Expertise from academics and others is needed to enable the ABS to continue to utilise and interpret the ever-increasing volume of available data; provide insights from microdata; and ensure statistical outputs are well communicated, timely, accurate, and reflect the dynamic nature of Australian society, economy and environment.

I’ll be focused on ensuring experts are invited into discussions relating to these topics at the ABS.

There are some challenging areas that are front of mind that would benefit from early expert engagement.

Producing high quality statistics requires accurate data sources, sound methods and an ability to interpret the results produced. Especially when the data produce surprising results.

The productivity slowdown across the developed world in recent decades, including in Australia, continues to be a puzzle. Economists continue to question why seemingly rapid technology diffusion is not driving higher rates of productivity growth at the economy wide level.

Australia is predominantly a services based economy. Sixty eight percent (68%) of GDP in Australia is derived from services activities. Services and non-market activities present special measurement challenges for National Statistics Offices. Continuing to measure and understand the nature of these activities will be important to a comprehensive understanding of Australia’s economic performance in the years to come.

In previous roles I have spoken publicly about: the future of work and the impact of technology6 ‘; inequality7, ‘; as well as technology and international trade8, . These are topics that will continue to be of interest to me and, hopefully, to many of you.

Utilising experts benefits the ABS, our staff and the statistics produced. I’m aware of some examples from the recent past where this has been borne out.

Some of you here today are members of the ABS Methodology Advisory Committee; have mentored or are supervising ABS staff studying for a PhD; and contributed to enhancements to important statistical outputs. The Consumer Price Index (CPI) is a great example. Academic work by Professor Kevin Fox and support from Dutch Professor Jan de Haan enabled the ABS to take advantage of new data sources – scanner data and web scraping – and implement new index methods which means the ABS now produces one of the world’s best measures of household inflation. Though, no doubt some of you would prefer the CPI to be compiled monthly!

Advancing knowledge in the topics I’ve mentioned will bring great benefit to policy makers; and will perhaps shed more light on Australia’s productivity performance and BLADE is a key data asset that can help.

Microdata presents great opportunities for the ABS and researchers. And these opportunities also come with enormous responsibility. A responsibility to care for these data in a way that respects the people and businesses who provided them, to keep the data safe while also carefully using the data to improve the lives of Australians.

To continue to harness the opportunities of data we need to be focused on the community’s trust of what is planned for data use and how that use is carried out. In this context, the ABS has an important role.

Let me now sum up so I have time to answer some of your questions.

The ABS is much more than Australia’s national statistics agency that publishes high quality statistics almost every day.
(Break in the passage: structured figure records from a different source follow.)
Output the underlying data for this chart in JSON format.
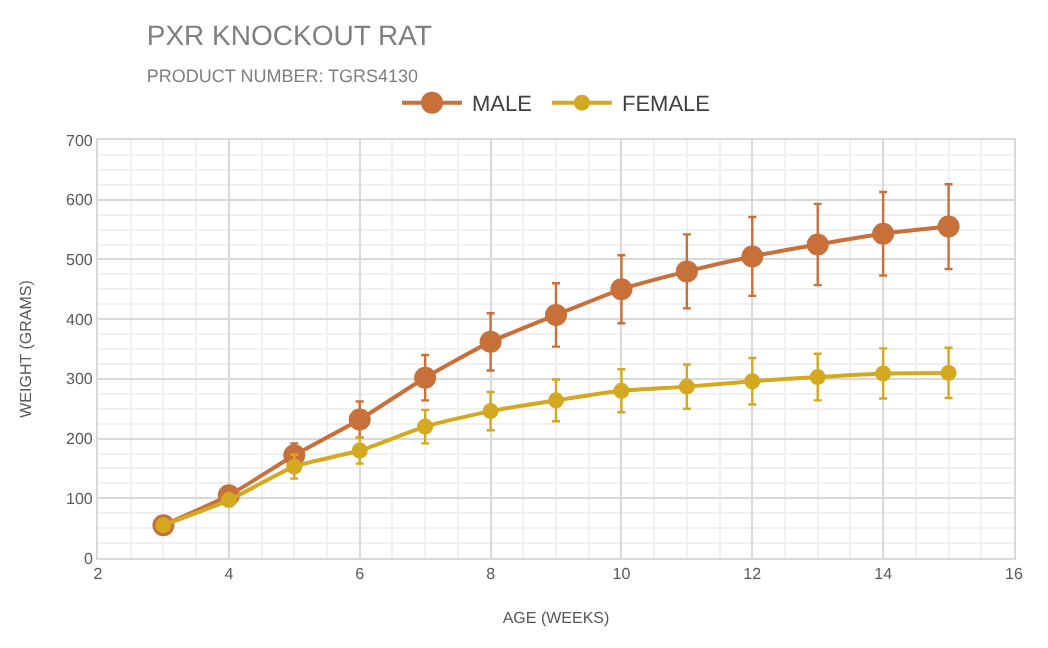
{
  "chart_data": {
    "type": "line",
    "title": "PXR KNOCKOUT RAT",
    "subtitle": "PRODUCT NUMBER: TGRS4130",
    "xlabel": "AGE (WEEKS)",
    "ylabel": "WEIGHT (GRAMS)",
    "x": [
      3,
      4,
      5,
      6,
      7,
      8,
      9,
      10,
      11,
      12,
      13,
      14,
      15
    ],
    "series": [
      {
        "name": "MALE",
        "color": "#c8703a",
        "values": [
          55,
          105,
          172,
          232,
          302,
          362,
          407,
          450,
          480,
          505,
          525,
          543,
          555
        ],
        "errors": [
          null,
          null,
          20,
          30,
          38,
          48,
          53,
          57,
          62,
          66,
          68,
          70,
          71
        ]
      },
      {
        "name": "FEMALE",
        "color": "#d4a820",
        "values": [
          55,
          97,
          153,
          180,
          220,
          246,
          264,
          280,
          287,
          296,
          303,
          309,
          310
        ],
        "errors": [
          null,
          null,
          20,
          22,
          28,
          32,
          35,
          36,
          37,
          39,
          39,
          42,
          42
        ]
      }
    ],
    "xlim": [
      2,
      16
    ],
    "xticks": [
      2,
      4,
      6,
      8,
      10,
      12,
      14,
      16
    ],
    "ylim": [
      0,
      700
    ],
    "yticks": [
      0,
      100,
      200,
      300,
      400,
      500,
      600,
      700
    ],
    "grid": true,
    "legend": "top",
    "marker": "circle",
    "line_style": "solid"
  }
}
The ABS is an independent institution with a history of almost 115 years focused on safely capturing, storing and releasing data. It’s in the DNA of the ABS to carefully consider the safety of data in all aspects of our business. At a time when the power of data is being increasingly recognised, the ABS is playing an expanded role driving improved data capability across the Australian Public Service and beyond. The ABS will continue to do much more than produce a core set of economic and demographic official statistics.
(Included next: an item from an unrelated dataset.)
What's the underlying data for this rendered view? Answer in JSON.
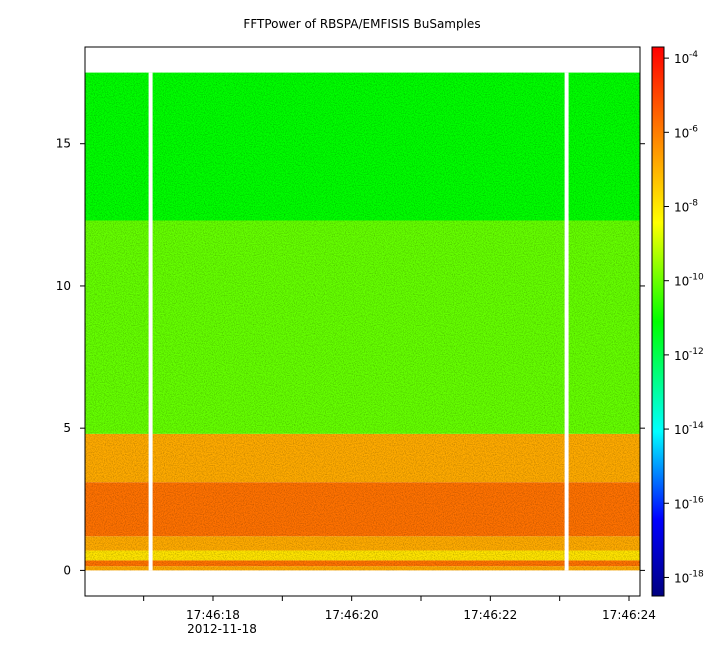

Building community trust in the use of data by government is a long term pursuit because years of good practice can be quickly undone. The ABS will continue to champion the safe use of data into the future; and provide the foundation on which others can rely to demonstrate the highest professional data standards. As has been widely recognised, the ABS is one of Australia’s core public policy institutions, one that provides an invaluable service to all Australians.

Thank you for your time. I’m looking forward to your questions.